Ironically, he referred to meeting the previous day with a Chinese developer working on a building project of a couple hundred $1 million homes. "One of the fascinating things is that the Chinese (consumers) are very much into Made in the USA," Robertson said. "That's a big deal for them. They want to buy products like the American consumer uses. They like products that are made in the USA and that are made by companies that have great tradition."
Perkins said The HammockSource's Pawley's Island and Hatteras Hammocks products have always been marketed and promoted as traditional products, but he's seeing that a shift to Made in the USA labeling could better reflect hammocks produced in Greenville, N.C.
The HammockSource plans to demonstrate its U.S. production at the Casual Market in September by bringing in long-time employee, Lenwood Haddock, who averages weaving 90-120 hammock beds per week. The company acknowledges even good weavers let a missed stitch pass now and then, but believes Haddock has never turned in a finished hammock body with a single missed stitch - despite his complete blindness, caused by a hunting accident in 1973.
Lloyd/Flanders' showroom also will share its story, incorporated into displays of its American-made woven products. "We do have a real history we can talk about and be proud of," said Lou Rosebrock, VP, Lloyd/Flanders. "The industry will see that in our showroom at the Preview Show. We are putting Americans to work. I've talked with other manufacturers and they are very excited about it."
Baker said Woodard "proudly puts an American flag on our hangtags on our furniture. For customers who request it, we do have point-of- sale merchandise that's available that will say ‘Proudly made in the USA.' If a customer wants to buy inexpensive furniture, we have another division called Lyon-Shaw, which is all import. If they buy anything Woodard, it comes out of that factory in Owasso, Michigan."
Juckett said all of Telescope's products are labeled as Made in the USA since 1903. "We're putting bolder Made in the USA signage on it. During our retail focus group, some of our retailers were talking about wanting to do a ‘Buy American' promotion around the Fourth of July, so we put together a nice big promotion for them with table tents, hangtags and downloadable ads for them to add their own specific store information on a landing page. With our signage and promotion in general, we're working to make sure we're shouting about it. We're proud of it and we're glad we've stuck to our guns. And it's been painful."
Hendrix also referred to the painful challenges American manufacturers survived. "We don't need to talk about that we are made in the United States because we have always been made in the United States," he said. "You can quibble over the percent of materials that go into it, but we're not interested in that sort of quibbling. We've been here since 1954 and we're very proud of it. We have spent no intellectual time on this issue.
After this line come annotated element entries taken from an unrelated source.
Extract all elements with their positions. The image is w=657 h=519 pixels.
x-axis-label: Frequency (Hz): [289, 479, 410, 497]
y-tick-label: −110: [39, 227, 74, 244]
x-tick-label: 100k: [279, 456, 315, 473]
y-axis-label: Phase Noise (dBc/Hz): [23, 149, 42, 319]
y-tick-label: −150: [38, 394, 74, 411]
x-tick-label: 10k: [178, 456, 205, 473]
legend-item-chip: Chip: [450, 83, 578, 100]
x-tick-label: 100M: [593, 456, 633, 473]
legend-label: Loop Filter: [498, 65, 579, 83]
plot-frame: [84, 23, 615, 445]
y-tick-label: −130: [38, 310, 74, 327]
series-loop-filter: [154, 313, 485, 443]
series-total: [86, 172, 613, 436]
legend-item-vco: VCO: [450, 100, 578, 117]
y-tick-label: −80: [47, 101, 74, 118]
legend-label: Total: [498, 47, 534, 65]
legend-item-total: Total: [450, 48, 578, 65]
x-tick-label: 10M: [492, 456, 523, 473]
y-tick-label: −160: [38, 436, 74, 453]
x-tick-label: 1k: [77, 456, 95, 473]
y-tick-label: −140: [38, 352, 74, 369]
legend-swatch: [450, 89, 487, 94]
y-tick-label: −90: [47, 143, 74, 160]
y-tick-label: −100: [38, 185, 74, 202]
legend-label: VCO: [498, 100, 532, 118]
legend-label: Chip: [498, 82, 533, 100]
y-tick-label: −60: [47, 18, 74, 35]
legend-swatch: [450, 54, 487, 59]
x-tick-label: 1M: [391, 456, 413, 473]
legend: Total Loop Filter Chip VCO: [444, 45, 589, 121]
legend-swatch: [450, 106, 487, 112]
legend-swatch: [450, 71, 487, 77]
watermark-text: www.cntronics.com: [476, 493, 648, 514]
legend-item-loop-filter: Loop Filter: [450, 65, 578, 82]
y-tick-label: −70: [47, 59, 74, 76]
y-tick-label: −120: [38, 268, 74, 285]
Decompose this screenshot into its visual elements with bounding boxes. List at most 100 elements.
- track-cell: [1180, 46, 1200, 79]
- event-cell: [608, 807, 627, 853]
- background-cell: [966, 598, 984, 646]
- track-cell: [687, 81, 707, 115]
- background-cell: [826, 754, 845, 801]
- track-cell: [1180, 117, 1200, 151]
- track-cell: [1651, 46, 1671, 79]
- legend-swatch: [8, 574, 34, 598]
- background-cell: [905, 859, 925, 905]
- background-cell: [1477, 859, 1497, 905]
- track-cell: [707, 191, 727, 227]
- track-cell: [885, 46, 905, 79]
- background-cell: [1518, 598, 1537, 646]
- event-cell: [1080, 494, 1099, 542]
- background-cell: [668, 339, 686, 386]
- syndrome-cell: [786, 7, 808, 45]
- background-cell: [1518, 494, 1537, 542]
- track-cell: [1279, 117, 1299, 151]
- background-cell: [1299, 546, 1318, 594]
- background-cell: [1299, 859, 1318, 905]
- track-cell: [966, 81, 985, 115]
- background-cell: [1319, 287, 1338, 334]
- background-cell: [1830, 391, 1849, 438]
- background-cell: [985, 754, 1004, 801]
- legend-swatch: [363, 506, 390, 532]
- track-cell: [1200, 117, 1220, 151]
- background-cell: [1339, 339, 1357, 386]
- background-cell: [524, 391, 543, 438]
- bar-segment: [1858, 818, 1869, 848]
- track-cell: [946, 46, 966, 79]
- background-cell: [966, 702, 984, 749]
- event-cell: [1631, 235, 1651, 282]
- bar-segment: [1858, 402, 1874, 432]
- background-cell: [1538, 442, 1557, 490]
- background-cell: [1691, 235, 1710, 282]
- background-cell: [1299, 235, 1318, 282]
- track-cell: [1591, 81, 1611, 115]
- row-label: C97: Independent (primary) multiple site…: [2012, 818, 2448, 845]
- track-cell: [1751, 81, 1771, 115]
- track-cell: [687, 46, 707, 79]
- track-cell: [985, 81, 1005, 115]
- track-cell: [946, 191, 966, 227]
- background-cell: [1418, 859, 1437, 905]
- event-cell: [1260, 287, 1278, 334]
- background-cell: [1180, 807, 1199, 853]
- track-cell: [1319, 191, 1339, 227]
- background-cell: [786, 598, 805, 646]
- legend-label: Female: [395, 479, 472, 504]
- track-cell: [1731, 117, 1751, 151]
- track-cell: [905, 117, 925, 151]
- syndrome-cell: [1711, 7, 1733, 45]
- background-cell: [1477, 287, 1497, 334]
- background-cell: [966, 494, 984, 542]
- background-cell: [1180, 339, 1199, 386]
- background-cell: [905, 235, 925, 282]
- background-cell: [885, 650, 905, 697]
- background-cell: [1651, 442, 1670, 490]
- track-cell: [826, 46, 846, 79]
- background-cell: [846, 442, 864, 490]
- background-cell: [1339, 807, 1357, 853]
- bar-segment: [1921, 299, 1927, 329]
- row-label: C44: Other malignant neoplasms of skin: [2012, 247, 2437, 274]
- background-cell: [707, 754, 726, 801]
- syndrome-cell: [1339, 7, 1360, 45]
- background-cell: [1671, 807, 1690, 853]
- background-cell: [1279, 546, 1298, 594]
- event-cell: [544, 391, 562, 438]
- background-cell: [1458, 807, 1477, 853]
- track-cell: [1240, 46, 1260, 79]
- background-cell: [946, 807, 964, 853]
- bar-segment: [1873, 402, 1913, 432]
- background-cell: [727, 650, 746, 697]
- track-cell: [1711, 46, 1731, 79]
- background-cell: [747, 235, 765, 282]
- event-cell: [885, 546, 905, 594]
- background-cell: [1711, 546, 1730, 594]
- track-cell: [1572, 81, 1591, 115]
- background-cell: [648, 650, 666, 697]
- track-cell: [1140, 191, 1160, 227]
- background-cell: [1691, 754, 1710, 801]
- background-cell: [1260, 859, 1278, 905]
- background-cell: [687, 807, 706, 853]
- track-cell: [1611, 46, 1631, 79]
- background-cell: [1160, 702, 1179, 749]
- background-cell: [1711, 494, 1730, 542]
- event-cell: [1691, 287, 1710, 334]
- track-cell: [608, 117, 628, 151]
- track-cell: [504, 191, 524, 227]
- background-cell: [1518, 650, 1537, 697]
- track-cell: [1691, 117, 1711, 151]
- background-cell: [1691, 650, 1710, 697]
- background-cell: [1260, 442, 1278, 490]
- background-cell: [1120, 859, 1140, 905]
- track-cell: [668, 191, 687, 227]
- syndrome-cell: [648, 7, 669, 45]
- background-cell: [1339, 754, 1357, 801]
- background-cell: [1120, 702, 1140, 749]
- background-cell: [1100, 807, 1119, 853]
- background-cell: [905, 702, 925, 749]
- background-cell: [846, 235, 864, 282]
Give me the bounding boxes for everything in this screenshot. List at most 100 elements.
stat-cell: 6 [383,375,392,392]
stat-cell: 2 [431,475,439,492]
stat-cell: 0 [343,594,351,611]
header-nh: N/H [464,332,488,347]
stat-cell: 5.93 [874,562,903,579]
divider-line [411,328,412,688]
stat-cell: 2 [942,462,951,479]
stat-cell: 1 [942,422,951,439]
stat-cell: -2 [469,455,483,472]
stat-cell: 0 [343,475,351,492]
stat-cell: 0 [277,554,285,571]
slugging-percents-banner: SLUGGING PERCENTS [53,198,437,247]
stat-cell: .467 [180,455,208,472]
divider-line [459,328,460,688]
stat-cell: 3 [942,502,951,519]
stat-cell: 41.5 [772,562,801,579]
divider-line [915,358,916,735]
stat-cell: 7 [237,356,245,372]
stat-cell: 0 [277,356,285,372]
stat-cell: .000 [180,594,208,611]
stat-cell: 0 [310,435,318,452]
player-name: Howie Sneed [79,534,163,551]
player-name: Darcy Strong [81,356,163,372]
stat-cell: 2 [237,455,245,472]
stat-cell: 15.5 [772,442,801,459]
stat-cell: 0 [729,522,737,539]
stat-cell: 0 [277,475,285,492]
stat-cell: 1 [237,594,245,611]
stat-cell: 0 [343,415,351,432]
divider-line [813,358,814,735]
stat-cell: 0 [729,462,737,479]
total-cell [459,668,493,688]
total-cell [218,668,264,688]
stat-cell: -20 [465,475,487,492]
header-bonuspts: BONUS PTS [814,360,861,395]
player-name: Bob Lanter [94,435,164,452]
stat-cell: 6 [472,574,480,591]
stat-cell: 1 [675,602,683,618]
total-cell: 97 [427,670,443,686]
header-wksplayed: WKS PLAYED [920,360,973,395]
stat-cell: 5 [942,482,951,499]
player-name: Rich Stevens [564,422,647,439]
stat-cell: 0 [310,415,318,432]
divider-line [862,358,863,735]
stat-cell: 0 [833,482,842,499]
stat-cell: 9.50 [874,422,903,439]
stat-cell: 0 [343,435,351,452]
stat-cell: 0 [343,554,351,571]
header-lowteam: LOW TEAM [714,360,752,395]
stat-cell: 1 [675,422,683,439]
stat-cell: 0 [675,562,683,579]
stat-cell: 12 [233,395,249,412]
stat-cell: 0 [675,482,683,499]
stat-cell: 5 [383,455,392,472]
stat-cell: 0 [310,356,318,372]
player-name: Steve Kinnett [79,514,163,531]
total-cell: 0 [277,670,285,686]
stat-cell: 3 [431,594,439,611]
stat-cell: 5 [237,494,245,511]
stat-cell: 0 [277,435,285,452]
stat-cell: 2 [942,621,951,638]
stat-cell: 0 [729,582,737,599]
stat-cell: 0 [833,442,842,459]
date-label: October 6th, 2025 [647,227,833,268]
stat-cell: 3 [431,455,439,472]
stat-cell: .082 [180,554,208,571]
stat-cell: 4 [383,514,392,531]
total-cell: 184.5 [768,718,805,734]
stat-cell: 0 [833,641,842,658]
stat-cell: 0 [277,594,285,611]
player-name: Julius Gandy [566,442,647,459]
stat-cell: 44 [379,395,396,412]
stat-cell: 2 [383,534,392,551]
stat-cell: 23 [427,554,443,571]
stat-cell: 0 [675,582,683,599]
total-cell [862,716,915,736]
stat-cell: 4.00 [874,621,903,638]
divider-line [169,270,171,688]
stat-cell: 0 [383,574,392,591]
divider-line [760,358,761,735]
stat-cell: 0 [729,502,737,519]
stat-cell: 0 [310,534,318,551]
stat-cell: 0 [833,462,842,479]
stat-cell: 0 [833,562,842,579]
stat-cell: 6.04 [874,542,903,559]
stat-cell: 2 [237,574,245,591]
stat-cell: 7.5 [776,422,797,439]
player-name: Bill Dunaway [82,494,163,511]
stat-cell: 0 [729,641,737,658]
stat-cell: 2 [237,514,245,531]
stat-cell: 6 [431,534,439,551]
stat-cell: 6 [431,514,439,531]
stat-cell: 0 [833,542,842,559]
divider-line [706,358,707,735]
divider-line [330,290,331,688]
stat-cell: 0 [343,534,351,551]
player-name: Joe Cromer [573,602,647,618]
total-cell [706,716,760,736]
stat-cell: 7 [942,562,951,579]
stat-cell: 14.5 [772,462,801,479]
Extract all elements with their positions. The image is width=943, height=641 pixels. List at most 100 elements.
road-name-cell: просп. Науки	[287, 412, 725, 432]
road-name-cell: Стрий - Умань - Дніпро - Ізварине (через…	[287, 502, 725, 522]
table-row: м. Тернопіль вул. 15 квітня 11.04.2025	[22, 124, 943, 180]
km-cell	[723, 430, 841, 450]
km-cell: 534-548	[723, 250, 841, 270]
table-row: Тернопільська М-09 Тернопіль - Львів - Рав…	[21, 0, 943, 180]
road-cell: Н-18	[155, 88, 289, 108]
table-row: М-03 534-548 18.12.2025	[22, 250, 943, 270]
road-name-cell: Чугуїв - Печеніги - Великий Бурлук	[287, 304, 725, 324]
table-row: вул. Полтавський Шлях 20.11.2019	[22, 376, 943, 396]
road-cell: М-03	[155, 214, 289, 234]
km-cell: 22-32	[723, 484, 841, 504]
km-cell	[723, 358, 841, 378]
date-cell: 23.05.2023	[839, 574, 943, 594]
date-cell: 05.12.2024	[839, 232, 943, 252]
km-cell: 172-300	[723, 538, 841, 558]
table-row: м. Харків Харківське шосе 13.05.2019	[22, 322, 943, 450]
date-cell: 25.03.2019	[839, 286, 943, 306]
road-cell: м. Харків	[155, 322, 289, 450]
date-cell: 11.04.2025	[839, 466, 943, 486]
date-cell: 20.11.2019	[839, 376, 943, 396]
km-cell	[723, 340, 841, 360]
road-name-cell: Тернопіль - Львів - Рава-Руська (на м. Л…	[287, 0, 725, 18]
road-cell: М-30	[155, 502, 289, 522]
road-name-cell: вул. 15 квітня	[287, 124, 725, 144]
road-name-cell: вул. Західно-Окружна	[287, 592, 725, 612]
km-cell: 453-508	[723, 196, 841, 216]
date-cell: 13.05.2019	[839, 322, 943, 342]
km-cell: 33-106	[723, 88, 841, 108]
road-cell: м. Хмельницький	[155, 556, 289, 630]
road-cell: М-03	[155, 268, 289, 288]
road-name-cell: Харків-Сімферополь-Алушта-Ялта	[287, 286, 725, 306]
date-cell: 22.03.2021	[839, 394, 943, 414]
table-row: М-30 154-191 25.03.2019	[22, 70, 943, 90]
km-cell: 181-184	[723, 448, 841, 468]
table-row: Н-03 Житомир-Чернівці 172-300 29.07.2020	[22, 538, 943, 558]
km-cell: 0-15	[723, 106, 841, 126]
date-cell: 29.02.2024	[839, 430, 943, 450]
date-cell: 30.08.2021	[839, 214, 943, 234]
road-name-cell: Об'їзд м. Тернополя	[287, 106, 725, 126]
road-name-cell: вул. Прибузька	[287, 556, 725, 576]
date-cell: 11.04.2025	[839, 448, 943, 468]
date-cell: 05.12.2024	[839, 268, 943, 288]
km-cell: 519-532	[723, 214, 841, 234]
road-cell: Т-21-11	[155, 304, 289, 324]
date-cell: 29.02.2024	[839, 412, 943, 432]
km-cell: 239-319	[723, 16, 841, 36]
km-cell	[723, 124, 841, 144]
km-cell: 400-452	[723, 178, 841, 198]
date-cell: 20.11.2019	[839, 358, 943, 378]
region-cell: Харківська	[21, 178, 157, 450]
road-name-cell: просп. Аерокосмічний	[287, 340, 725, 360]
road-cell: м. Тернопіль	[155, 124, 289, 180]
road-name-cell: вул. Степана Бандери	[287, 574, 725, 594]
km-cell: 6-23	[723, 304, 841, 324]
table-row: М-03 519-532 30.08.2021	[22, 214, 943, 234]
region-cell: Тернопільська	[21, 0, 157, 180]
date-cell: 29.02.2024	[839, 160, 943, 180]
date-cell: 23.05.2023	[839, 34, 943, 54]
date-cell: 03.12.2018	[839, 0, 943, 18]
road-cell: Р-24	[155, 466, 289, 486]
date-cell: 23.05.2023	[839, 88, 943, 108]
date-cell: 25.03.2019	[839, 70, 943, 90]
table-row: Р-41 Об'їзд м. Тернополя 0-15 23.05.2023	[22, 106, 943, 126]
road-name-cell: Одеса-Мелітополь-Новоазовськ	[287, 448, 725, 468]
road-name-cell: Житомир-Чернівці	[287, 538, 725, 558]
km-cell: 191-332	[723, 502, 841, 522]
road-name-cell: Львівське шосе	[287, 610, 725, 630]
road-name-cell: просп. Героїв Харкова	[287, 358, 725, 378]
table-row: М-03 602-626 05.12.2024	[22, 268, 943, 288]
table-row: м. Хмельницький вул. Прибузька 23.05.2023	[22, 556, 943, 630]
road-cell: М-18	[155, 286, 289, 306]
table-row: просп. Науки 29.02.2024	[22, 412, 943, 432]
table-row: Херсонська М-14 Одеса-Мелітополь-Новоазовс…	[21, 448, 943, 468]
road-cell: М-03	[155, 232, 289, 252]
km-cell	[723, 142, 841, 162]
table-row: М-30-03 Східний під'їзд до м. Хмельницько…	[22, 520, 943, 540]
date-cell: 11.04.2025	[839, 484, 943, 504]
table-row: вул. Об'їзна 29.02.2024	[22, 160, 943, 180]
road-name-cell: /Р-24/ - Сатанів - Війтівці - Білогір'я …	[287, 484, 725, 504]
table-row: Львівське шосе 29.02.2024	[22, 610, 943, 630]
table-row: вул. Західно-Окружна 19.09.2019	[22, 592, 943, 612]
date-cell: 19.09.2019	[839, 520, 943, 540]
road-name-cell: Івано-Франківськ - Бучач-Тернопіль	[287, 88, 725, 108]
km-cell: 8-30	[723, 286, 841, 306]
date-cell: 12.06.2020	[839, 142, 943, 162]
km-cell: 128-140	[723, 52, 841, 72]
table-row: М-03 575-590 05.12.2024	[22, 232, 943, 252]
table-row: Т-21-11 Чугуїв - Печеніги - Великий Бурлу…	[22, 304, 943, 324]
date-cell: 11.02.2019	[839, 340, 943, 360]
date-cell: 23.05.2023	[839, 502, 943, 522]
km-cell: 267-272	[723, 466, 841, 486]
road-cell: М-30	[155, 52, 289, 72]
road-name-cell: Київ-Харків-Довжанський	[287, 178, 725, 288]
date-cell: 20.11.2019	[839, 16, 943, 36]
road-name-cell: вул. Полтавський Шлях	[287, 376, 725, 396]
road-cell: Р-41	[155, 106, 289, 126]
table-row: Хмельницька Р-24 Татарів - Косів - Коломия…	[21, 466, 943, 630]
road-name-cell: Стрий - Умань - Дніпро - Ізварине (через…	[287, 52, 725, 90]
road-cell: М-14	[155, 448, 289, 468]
We get a lot of phone calls from customers who ask, ‘What can we say about Tropitone products being made in the USA?' We have an approved copy that we give them, but we're less interested in playing up the fact that we're made in the United States than actually doing it. We've been there since 1954, and it's interesting that it's coming full circle.
"The reason that it's coming full circle is because it's financially viable to compete with products made in the USA," Hendrix added. "If it weren't financially viable to do that, nobody would be doing it. That's why I think it's a bit disingenuous to be touting it in recent times, because it could have been done when things weren't so easy. I can tell you our making the decision to keep two large manufacturing plants for outdoor furniture in the United States has not been the easiest thing, but we did it because we felt that it was in our customers' best interest."